L’antologia di riletture del corpus tenchiano prova una fotografia il più possibile trasversale delle ultime tendenze della canzone d’autore nostrana. E l’effetto è chiaroscurale: Mauro Ermanno Giovanardi e Gianmaria Testa a parte (con una jazzatissima Mi sono innamorato di te insieme a Paolo Fresu alla tromba), i cantautori “nuovi”, alcuni transitati anche nelle ultime edizione del Premio Tenco, lasciano luci e ombre. Bene Ettore Giuradei che teatralizza quanto occorre Ballata della moda, altrettanto Cesare Basile con una drammatica Io vorrei essere là e Iosonouncane che destabilizza Ciao amore, ciao. Benissimo Carlot-ta che dimostra personalità da vendere con il pianismo evocativo e le velature elettroniche di Quello che conta (dalla soundtrack de “La Cuccagna” di Luciano Salce). Senza infamia tutti gli altri, con alcuni picchi al ribasso (Stefano Amen, Giulia Villari, Evasio Muraro). Fuori gara, per quanto ci riguarda, la chiusura dello stesso Onorato, con una vibrante Se potessi amore mio giocata tutta sul filo del pianoforte e di un’esigua patina sintetica.

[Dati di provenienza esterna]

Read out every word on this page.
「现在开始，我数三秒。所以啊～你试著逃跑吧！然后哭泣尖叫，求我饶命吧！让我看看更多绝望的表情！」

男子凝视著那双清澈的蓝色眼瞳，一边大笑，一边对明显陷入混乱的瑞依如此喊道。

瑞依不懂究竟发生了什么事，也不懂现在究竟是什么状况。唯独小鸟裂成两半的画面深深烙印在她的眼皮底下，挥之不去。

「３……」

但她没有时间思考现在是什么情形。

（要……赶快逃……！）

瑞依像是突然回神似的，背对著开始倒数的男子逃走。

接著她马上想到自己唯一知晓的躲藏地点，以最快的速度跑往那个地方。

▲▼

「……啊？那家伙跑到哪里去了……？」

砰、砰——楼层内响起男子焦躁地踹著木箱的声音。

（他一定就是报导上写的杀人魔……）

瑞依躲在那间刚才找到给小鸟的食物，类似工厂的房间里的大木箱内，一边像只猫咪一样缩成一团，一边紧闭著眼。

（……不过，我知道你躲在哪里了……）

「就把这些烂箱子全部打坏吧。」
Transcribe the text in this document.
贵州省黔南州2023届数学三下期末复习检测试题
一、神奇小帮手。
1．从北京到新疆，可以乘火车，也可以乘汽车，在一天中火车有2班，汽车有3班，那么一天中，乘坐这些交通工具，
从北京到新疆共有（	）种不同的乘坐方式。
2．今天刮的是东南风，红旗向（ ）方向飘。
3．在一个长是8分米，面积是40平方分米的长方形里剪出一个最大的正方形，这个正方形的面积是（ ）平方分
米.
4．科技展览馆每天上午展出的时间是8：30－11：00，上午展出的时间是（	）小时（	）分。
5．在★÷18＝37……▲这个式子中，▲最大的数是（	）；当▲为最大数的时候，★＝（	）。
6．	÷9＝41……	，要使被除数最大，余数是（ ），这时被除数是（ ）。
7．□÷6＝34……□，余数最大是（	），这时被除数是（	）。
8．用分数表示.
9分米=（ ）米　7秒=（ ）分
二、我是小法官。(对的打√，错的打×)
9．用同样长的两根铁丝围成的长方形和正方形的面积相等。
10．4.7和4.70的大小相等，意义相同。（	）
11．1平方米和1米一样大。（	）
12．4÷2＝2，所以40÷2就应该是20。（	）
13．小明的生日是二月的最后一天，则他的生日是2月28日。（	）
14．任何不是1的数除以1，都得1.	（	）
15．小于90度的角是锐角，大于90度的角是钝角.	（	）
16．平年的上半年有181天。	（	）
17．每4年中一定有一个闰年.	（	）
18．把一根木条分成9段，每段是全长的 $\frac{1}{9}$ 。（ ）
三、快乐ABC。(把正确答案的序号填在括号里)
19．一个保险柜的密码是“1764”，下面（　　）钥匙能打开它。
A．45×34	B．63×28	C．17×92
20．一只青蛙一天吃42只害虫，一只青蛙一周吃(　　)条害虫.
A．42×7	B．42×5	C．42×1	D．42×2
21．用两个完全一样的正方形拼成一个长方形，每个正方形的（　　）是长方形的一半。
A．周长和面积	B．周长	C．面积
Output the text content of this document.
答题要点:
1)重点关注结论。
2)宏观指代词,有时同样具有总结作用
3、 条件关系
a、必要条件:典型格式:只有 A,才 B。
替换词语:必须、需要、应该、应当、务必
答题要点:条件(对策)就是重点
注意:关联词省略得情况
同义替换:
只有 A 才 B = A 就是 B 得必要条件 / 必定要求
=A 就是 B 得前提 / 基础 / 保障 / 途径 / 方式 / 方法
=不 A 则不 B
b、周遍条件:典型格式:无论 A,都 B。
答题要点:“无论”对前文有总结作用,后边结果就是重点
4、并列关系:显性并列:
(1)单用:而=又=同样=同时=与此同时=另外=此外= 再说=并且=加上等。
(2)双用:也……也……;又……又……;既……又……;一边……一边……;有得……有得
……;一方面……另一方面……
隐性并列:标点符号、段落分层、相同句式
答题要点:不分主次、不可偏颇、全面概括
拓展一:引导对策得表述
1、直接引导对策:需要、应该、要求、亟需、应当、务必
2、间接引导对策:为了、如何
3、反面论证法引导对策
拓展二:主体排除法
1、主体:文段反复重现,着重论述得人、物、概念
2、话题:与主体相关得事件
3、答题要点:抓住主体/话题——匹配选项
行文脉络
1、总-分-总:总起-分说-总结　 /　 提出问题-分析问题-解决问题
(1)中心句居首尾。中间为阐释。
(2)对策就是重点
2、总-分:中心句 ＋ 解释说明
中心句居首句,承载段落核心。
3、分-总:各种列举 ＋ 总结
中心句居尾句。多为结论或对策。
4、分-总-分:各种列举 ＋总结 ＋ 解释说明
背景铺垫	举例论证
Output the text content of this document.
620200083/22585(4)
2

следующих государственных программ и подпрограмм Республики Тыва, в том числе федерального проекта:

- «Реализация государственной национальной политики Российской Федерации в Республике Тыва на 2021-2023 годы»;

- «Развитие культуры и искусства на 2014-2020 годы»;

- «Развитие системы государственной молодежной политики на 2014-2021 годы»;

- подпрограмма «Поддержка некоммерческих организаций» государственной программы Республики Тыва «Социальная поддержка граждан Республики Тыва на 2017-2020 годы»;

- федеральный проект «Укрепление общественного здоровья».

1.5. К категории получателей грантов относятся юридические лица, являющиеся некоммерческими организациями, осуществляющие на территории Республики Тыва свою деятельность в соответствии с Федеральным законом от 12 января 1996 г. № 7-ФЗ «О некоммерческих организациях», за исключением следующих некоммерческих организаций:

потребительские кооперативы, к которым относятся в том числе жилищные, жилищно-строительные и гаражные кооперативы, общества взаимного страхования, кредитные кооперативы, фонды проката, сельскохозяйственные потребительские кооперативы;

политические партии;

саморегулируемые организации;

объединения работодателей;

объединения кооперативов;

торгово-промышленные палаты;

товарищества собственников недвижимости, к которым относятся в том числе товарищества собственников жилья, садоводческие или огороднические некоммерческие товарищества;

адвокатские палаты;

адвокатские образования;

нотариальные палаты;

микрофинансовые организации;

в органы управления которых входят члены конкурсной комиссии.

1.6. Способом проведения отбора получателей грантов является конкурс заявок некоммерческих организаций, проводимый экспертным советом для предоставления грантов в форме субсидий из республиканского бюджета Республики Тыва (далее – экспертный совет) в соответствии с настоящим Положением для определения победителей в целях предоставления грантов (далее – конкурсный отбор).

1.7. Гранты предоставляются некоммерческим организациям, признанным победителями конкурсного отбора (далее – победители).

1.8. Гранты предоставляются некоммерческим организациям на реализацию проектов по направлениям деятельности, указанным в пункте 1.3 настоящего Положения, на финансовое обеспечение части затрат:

Pane non privo di una certa autoreferenzialità, che sfamerà le bocche dei completisti come il sottoscritto, nel secondo disco. Una dietro l’altra ventuno versioni di Lontano Lontano, da Ornella Vanoni (1989) a Renzo Arbore (2010), passando per Milva, Eugenio Finardi, Francesco Guccini, Alice e tutto il resto del pantheon tenchiano, Gilberto Gil incluso. Difficile dire cosa sia meglio e cosa sia peggio, perché il cd ha soprattutto valore come testimonianza storica. Ed è questo, più che il valore artistico, a giustificarne l’esistenza.